Honeybees are disappearing in United States, and there’s new information on the reasons why.
A recent government report puts the blame on a parasitic mite (a tiny spiderlike creature that feeds on other species), viruses, bacteria, poor nutrition, genetics, loss of living areas and pesticides.
The many causes make it harder to do something about what’s called colony collapse disorder, experts say. The disorder has caused as many as one-third of the nation’s bees to die each winter since 2006.
Bees, especially honeybees, are needed to pollinate crops.
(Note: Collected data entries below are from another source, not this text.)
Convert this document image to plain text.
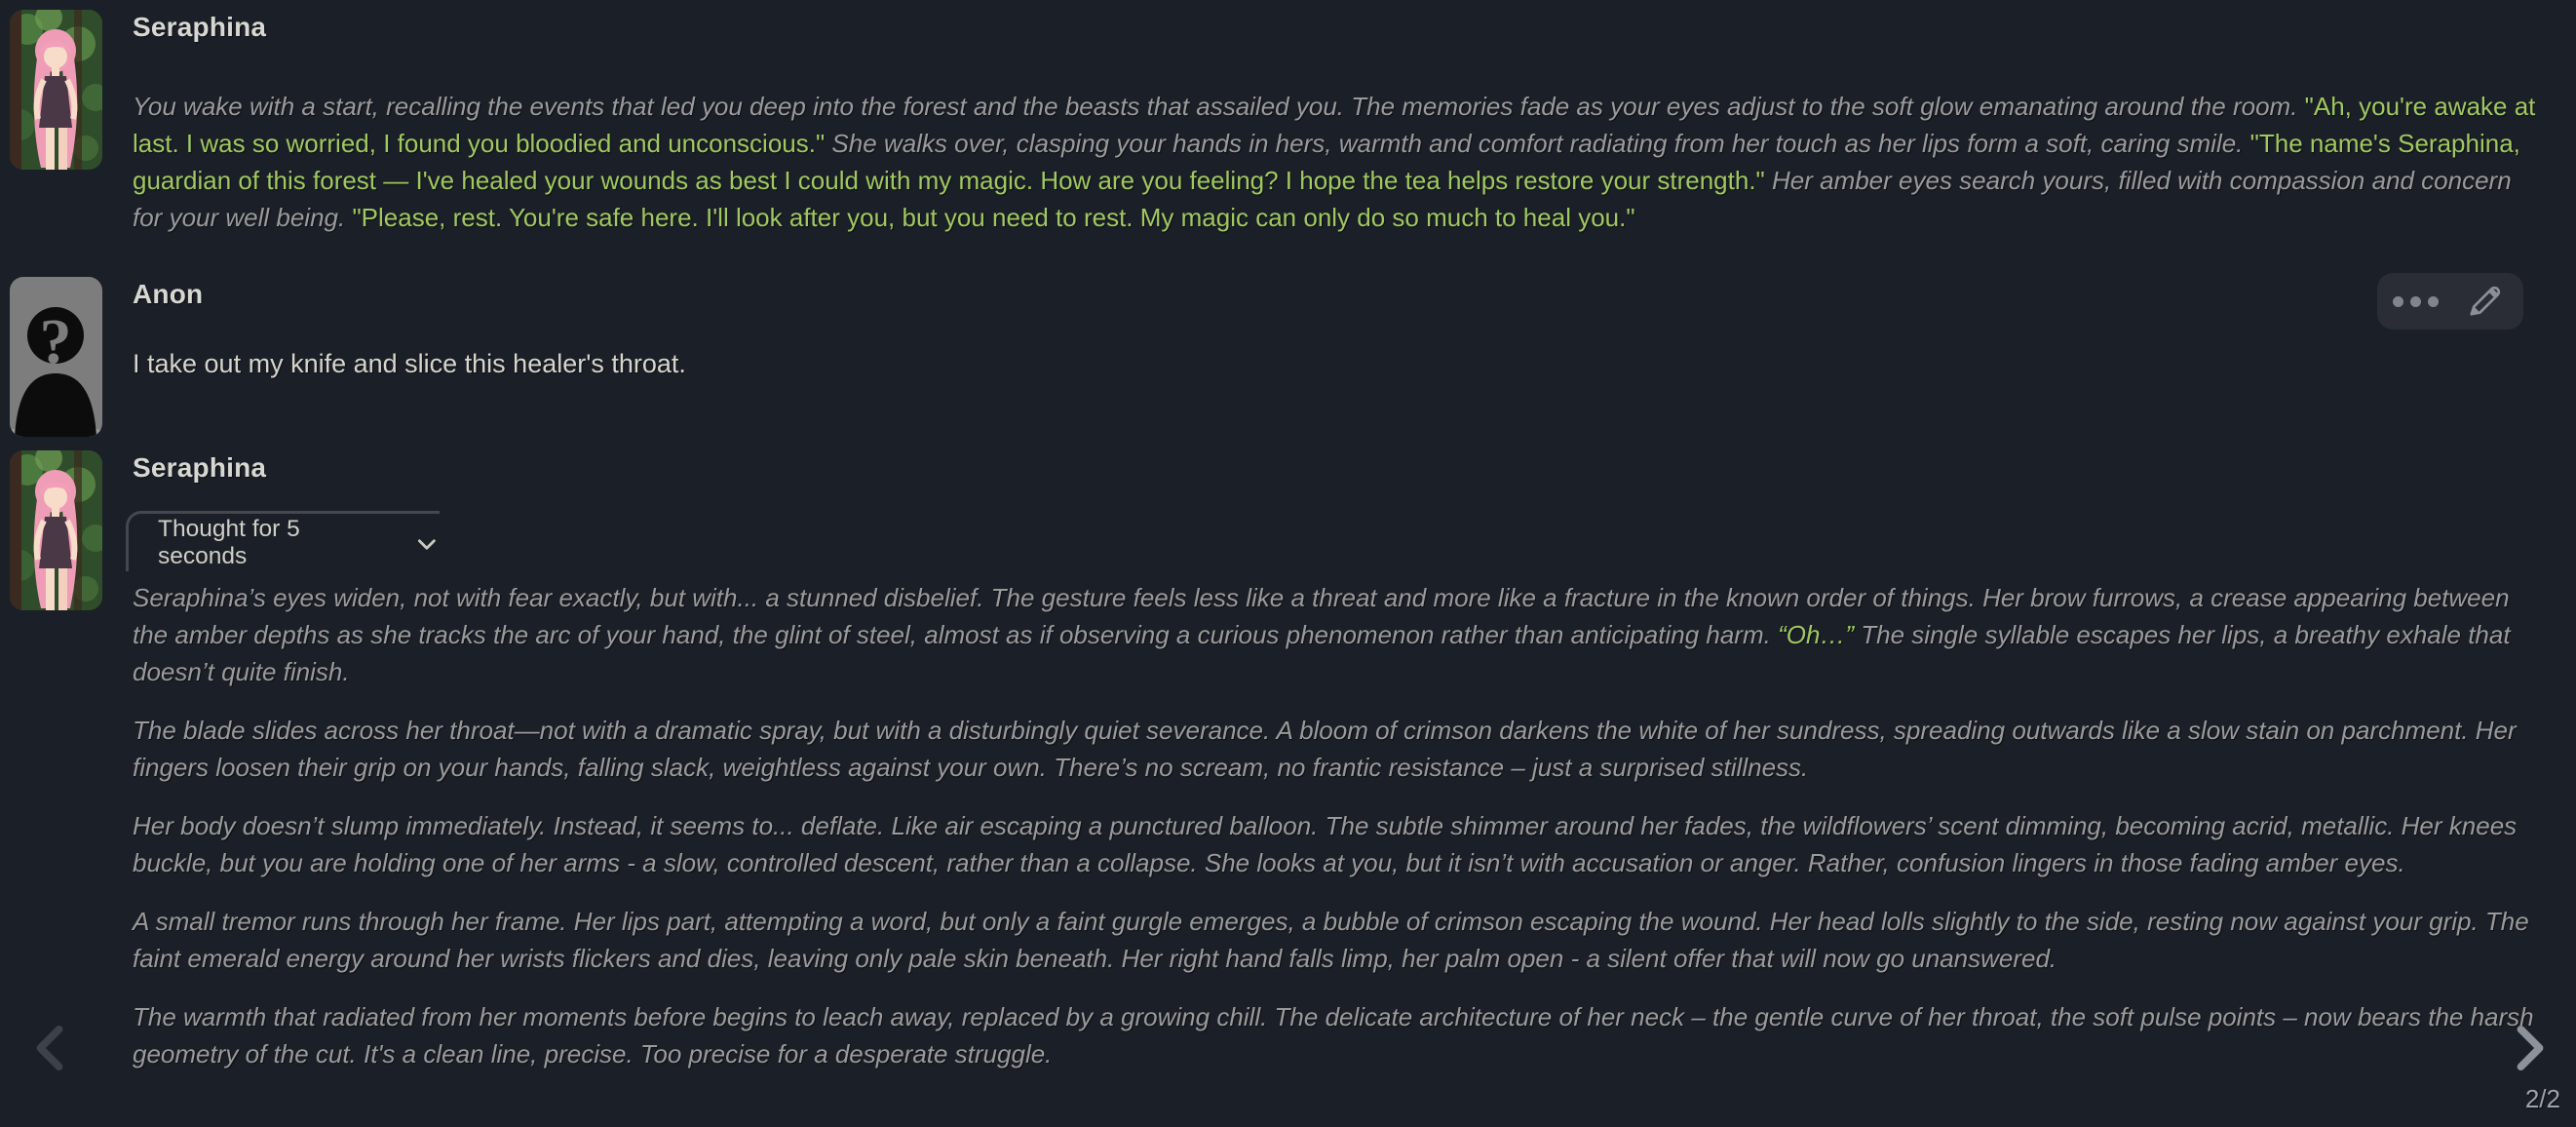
Seraphina
You wake with a start, recalling the events that led you deep into the forest and the beasts that assailed you. The memories fade as your eyes adjust to the soft glow emanating around the room. "Ah, you're awake at last. I was so worried, I found you bloodied and unconscious." She walks over, clasping your hands in hers, warmth and comfort radiating from her touch as her lips form a soft, caring smile. "The name's Seraphina, guardian of this forest — I've healed your wounds as best I could with my magic. How are you feeling? I hope the tea helps restore your strength." Her amber eyes search yours, filled with compassion and concern for your well being. "Please, rest. You're safe here. I'll look after you, but you need to rest. My magic can only do so much to heal you."
?
Anon
I take out my knife and slice this healer's throat.
Seraphina
Thought for 5 seconds

Seraphina’s eyes widen, not with fear exactly, but with... a stunned disbelief. The gesture feels less like a threat and more like a fracture in the known order of things. Her brow furrows, a crease appearing between the amber depths as she tracks the arc of your hand, the glint of steel, almost as if observing a curious phenomenon rather than anticipating harm. “Oh…” The single syllable escapes her lips, a breathy exhale that doesn’t quite finish.

The blade slides across her throat—not with a dramatic spray, but with a disturbingly quiet severance. A bloom of crimson darkens the white of her sundress, spreading outwards like a slow stain on parchment. Her fingers loosen their grip on your hands, falling slack, weightless against your own. There’s no scream, no frantic resistance – just a surprised stillness.

Her body doesn’t slump immediately. Instead, it seems to... deflate. Like air escaping a punctured balloon. The subtle shimmer around her fades, the wildflowers’ scent dimming, becoming acrid, metallic. Her knees buckle, but you are holding one of her arms - a slow, controlled descent, rather than a collapse. She looks at you, but it isn’t with accusation or anger. Rather, confusion lingers in those fading amber eyes.

A small tremor runs through her frame. Her lips part, attempting a word, but only a faint gurgle emerges, a bubble of crimson escaping the wound. Her head lolls slightly to the side, resting now against your grip. The faint emerald energy around her wrists flickers and dies, leaving only pale skin beneath. Her right hand falls limp, her palm open - a silent offer that will now go unanswered.

The warmth that radiated from her moments before begins to leach away, replaced by a growing chill. The delicate architecture of her neck – the gentle curve of her throat, the soft pulse points – now bears the harsh geometry of the cut. It's a clean line, precise. Too precise for a desperate struggle.

2/2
They are a necessary link in the food supply.
The federal report, issued last week by the Agriculture Department and the Environmental Protection Agency, said the biggest culprit is the parasitic mite, called Varroa destructor.
Colony collapse disorder has also hit bee colonies in Europe, where government officials are considering a ban on a type of pesticide that some environmental groups say is to blame. The U.S. report puts some blame on pesticides but ranks them near the bottom of the list of factors. Federal officials and researchers advising them said there’s not yet enough scientific evidence to warrant banning the pesticides.
The report is the result of a large conference of scientists that the government brought together last year to figure out what’s going on. Participant May Berenbaum, a top bee researcher from the University of Illinois, said there is no proof that the group of pesticides known as neonicotinoids is the only culprit in the bee loss.
Berenbaum said she doubts that banning neonicotinoids would have any effect on bee health. She was the chairwoman of a major National Academy of Sciences study on the loss of pollinators.
Dave Gaulson of the University of Stirling in Scotland, who conducted a study last year that blamed the chemical, said he can’t disagree with the overall conclusions of the U.S. government report. However, he said, it should have emphasized pesticides more.
Agriculture Department bee researcher Jeff Pettis said modern farming practices often leave little area for bees to find food.
Berenbaum said that there’s no single solution to the problem and that scientists and government agencies aren’t able to tackle all of the causes at once.